Text-to-Video with LTX-Video Lora Model (Pixel Art Style)
This document provides a step-by-step guide to generating videos from text prompts using the LTX-Video
model from Hugging Face's diffusers
library. The model is fine-tuned with LoRA weights for the "Pixel Art" style, as demonstrated in this example.
Dataset
This model is fine-tuned using the following dataset:
https://huggingface.co/datasets/svjack/test-HunyuanVideo-pixelart-videos
Installation
First, ensure you have the necessary libraries installed. You can install them using pip:
pip install torch diffusers safetensors peft
Usage
Below is a complete example of how to generate a video from a text prompt using the LTX-Video
model with the "Pixel Art" style.
Step 1: Import Required Libraries
import torch
from diffusers import LTXPipeline
from diffusers.utils import export_to_video
Step 2: Load the Model and LoRA Weights
# Load the LTX-Video model with bfloat16 precision
pipe = LTXPipeline.from_pretrained("Lightricks/LTX-Video", torch_dtype=torch.bfloat16)

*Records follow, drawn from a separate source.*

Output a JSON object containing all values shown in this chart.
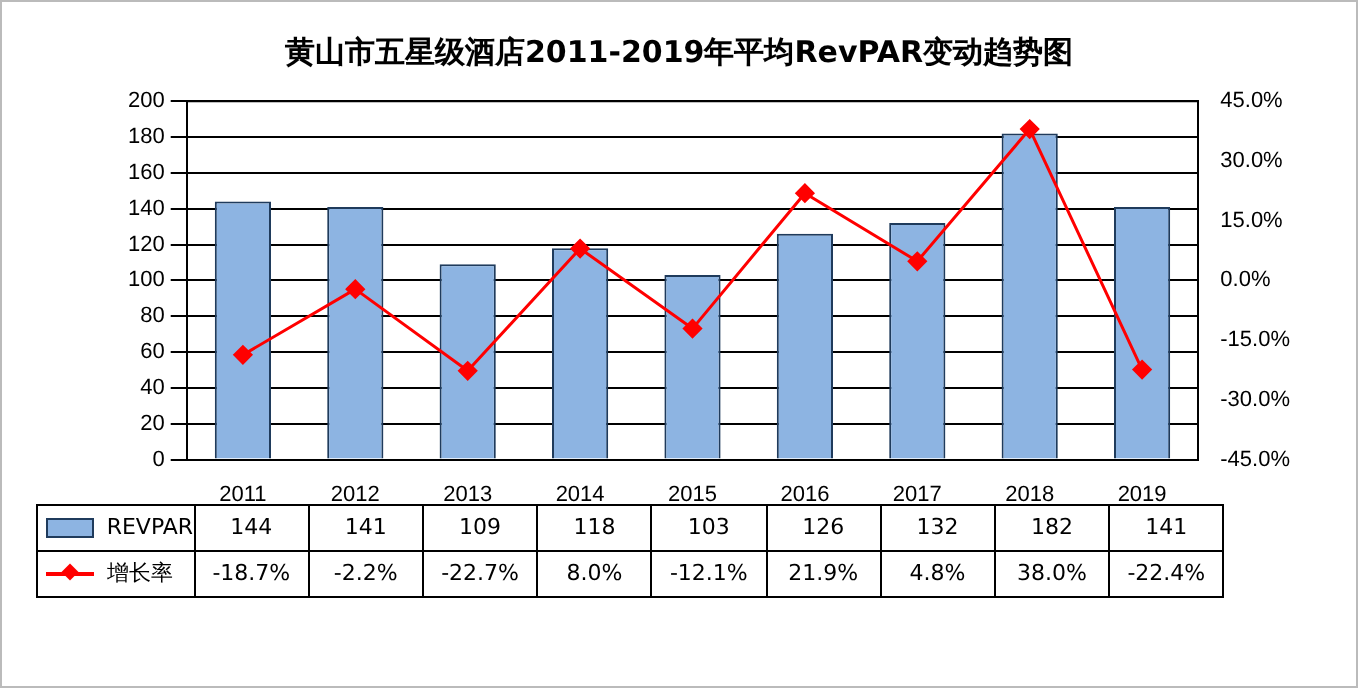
{
  "chart_data": {
    "type": "bar",
    "title": "黄山市五星级酒店2011-2019年平均RevPAR变动趋势图",
    "categories": [
      "2011",
      "2012",
      "2013",
      "2014",
      "2015",
      "2016",
      "2017",
      "2018",
      "2019"
    ],
    "series": [
      {
        "name": "REVPAR",
        "color": "#8db4e2",
        "values": [
          144,
          141,
          109,
          118,
          103,
          126,
          132,
          182,
          141
        ]
      },
      {
        "name": "增长率",
        "type": "line",
        "axis": "y2",
        "color": "#ff0000",
        "marker": "diamond",
        "values": [
          -18.7,
          -2.2,
          -22.7,
          8.0,
          -12.1,
          21.9,
          4.8,
          38.0,
          -22.4
        ],
        "value_labels": [
          "-18.7%",
          "-2.2%",
          "-22.7%",
          "8.0%",
          "-12.1%",
          "21.9%",
          "4.8%",
          "38.0%",
          "-22.4%"
        ]
      }
    ],
    "ylim": [
      0,
      200
    ],
    "yticks": [
      0,
      20,
      40,
      60,
      80,
      100,
      120,
      140,
      160,
      180,
      200
    ],
    "y2lim": [
      -45,
      45
    ],
    "y2ticks": [
      {
        "value": -45,
        "label": "-45.0%"
      },
      {
        "value": -30,
        "label": "-30.0%"
      },
      {
        "value": -15,
        "label": "-15.0%"
      },
      {
        "value": 0,
        "label": "0.0%"
      },
      {
        "value": 15,
        "label": "15.0%"
      },
      {
        "value": 30,
        "label": "30.0%"
      },
      {
        "value": 45,
        "label": "45.0%"
      }
    ],
    "grid": "y",
    "legend": "bottom",
    "data_labels": true
  }
}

# Load LoRA weights for the "Pixel Art" style
pipe.load_lora_weights("ltx_pixel_pytorch_lora_weights.safetensors", "pixel")
# Set the adapter with a strength of 2.0
pipe.set_adapters("pixel", 2.0)
# Move the model to the GPU for faster inference
pipe.to("cuda")
Step 3: Define the Prompt and Generate the Video
# Define the text prompt
prompt = "In the style of Pixel, Golden light filters through the canopy, illuminating soft moss and fallen leaves. Wildflowers bloom nearby, and glowing fireflies hover in the air. A gentle stream flows in the background, its murmur blending with birdsong. The scene radiates tranquility and natural charm."
# Define the negative prompt to avoid undesirable qualities
negative_prompt = "worst quality, inconsistent motion, blurry, jittery, distorted"
# Generate the video
video = pipe(
prompt=prompt,
negative_prompt=negative_prompt,
width=704,
height=480,
num_frames=161,
num_inference_steps=50,
).frames[0]
# Export the video to a file
export_to_video(video, "output.mp4", fps=24)
Step 4: Display the Generated Video
# Display the generated video in a Jupyter notebook
from IPython import display
display.Video("output.mp4")
Example Prompts
Lora Prefix
In the style of Pixel,
Here are three example prompts that you can use to generate different videos:
- Forest Scene:
prompt = "In the style of Pixel, Golden light filters through the canopy, illuminating soft moss and fallen leaves. Wildflowers bloom nearby, and glowing fireflies hover in the air. A gentle stream flows in the background, its murmur blending with birdsong. The scene radiates tranquility and natural charm."
- Castle Scene:
prompt = "In the style of Pixel, the video shifts to a majestic castle under a starry sky. Silvery moonlight bathes the ancient stone walls, casting soft shadows on the surrounding landscape. Towering spires rise into the night, their peaks adorned with glowing orbs that mimic the stars above. A tranquil moat reflects the shimmering heavens, its surface rippling gently in the cool breeze. Fireflies dance around the castle’s ivy-covered arches, adding a touch of magic to the scene. In the distance, a faint aurora paints the horizon with hues of green and purple, blending seamlessly with the celestial tapestry. The scene exudes an aura of timeless wonder and serene beauty."
- Urban Scene:
prompt = "In the style of Pixel, the video showcases a vibrant urban landscape. The city skyline is dominated by towering skyscrapers, their glass facades reflecting the sunlight. The streets are bustling with activity, filled with cars, buses, and pedestrians. Parks and green spaces are scattered throughout, offering a refreshing contrast to the concrete jungle. The architecture is a mix of modern and historic buildings, each telling a story of the city's evolution. The overall scene is alive with energy, capturing the essence of urban life."
Conclusion
This guide demonstrates how to generate videos from text prompts using the LTX-Video
model with the "Pixel Art" style. By adjusting the prompts and parameters, you can create a wide variety of pixel art video content tailored to your needs.